July 01, 2009

Soviet Karelia

In 1931, hundreds of Finnish families across the US and Canada started packing. Lumberjacks, farmers and factory hands – most of them first-generation immigrants who had moved to North America only 10 or 15 years earlier – sold their newly-built houses and land, and embarked on steamboats back to Europe. Their crated-up possessions traveled in the cargo bays: double beds, Fords, grand pianos, professional and agricultural tools. They were going to Karelia – a new country of their own in the north of Russia.

In the late 1920s and early 1930s, the West followed the Soviet Union’s success story with amazement and disbelief. Far from falling apart soon after the Revolution of 1917, as many had predicted, the new, multinational Soviet state seemed to be delivering on its dreams. Once an agrarian monarchy where only one person in five could sign his or her name, it now boasted cutting-edge industry and intercontinental railways, a 90% literacy rate and international influence.
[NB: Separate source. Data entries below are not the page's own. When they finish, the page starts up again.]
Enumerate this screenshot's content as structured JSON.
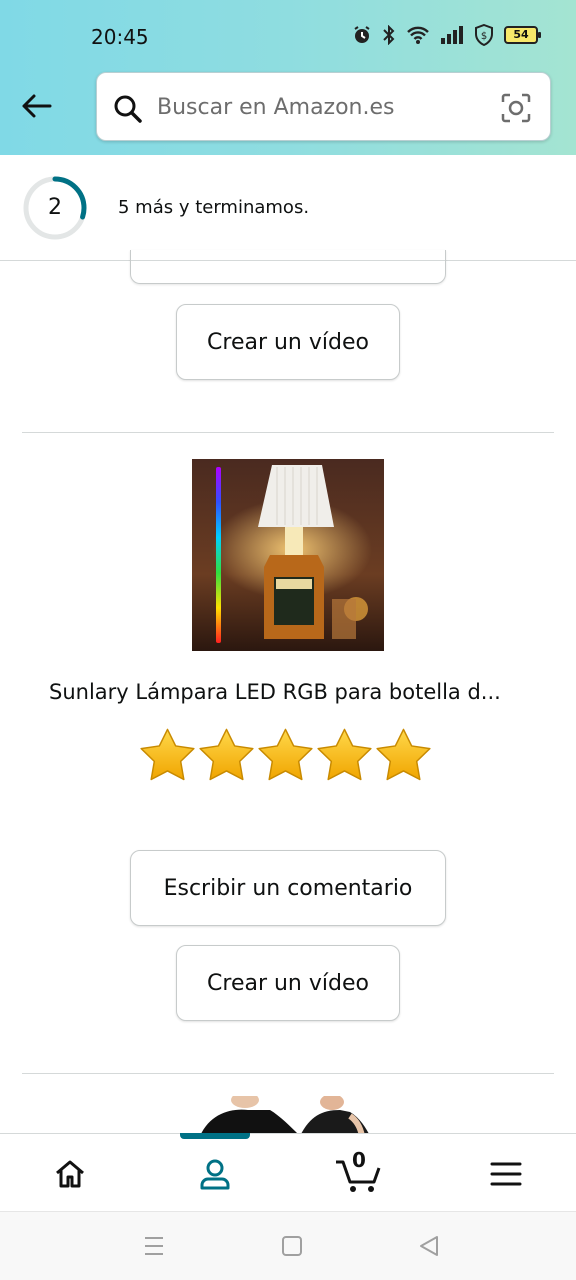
{
  "status_bar": {
    "time": "20:45",
    "battery": "54"
  },
  "header": {
    "back_icon": "arrow-left-icon",
    "search": {
      "placeholder": "Buscar en Amazon.es"
    },
    "camera_icon": "camera-scan-icon"
  },
  "progress": {
    "current": "2",
    "message": "5 más y terminamos.",
    "fraction": 0.3
  },
  "cards": [
    {
      "video_label": "Crear un vídeo"
    },
    {
      "title": "Sunlary Lámpara LED RGB para botella d...",
      "rating": 5,
      "max_rating": 5,
      "review_label": "Escribir un comentario",
      "video_label": "Crear un vídeo"
    }
  ],
  "bottom_nav": {
    "items": [
      "home-icon",
      "account-icon",
      "cart-icon",
      "menu-icon"
    ],
    "cart_count": "0",
    "active": "account"
  },
  "colors": {
    "header_gradient_start": "#80d9e6",
    "header_gradient_end": "#a4e4d2",
    "accent": "#007185",
    "star": "#f7b500"
  }
}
Of course, few foreign observers realized the uglier truths, that forced industrialization had already claimed millions of lives, and that the survivors often lacked basic human comforts in their struggle to secure the young country’s future. On their return from the land of the Soviets, common travelers and prominent public figures alike felt obliged to testify to the unprecedented progress made by this country of enthusiastic working people.
J. Neill Greenwood, professor of metallurgy at the University of Melbourne, wrote that, “having passed through Canada, the USA and England on the way to Russia, and having seen in those countries helplessness and despair – just the same as had been left behind in Australia – the unparalleled enthusiasm and optimism of Russia came as a refreshing change.”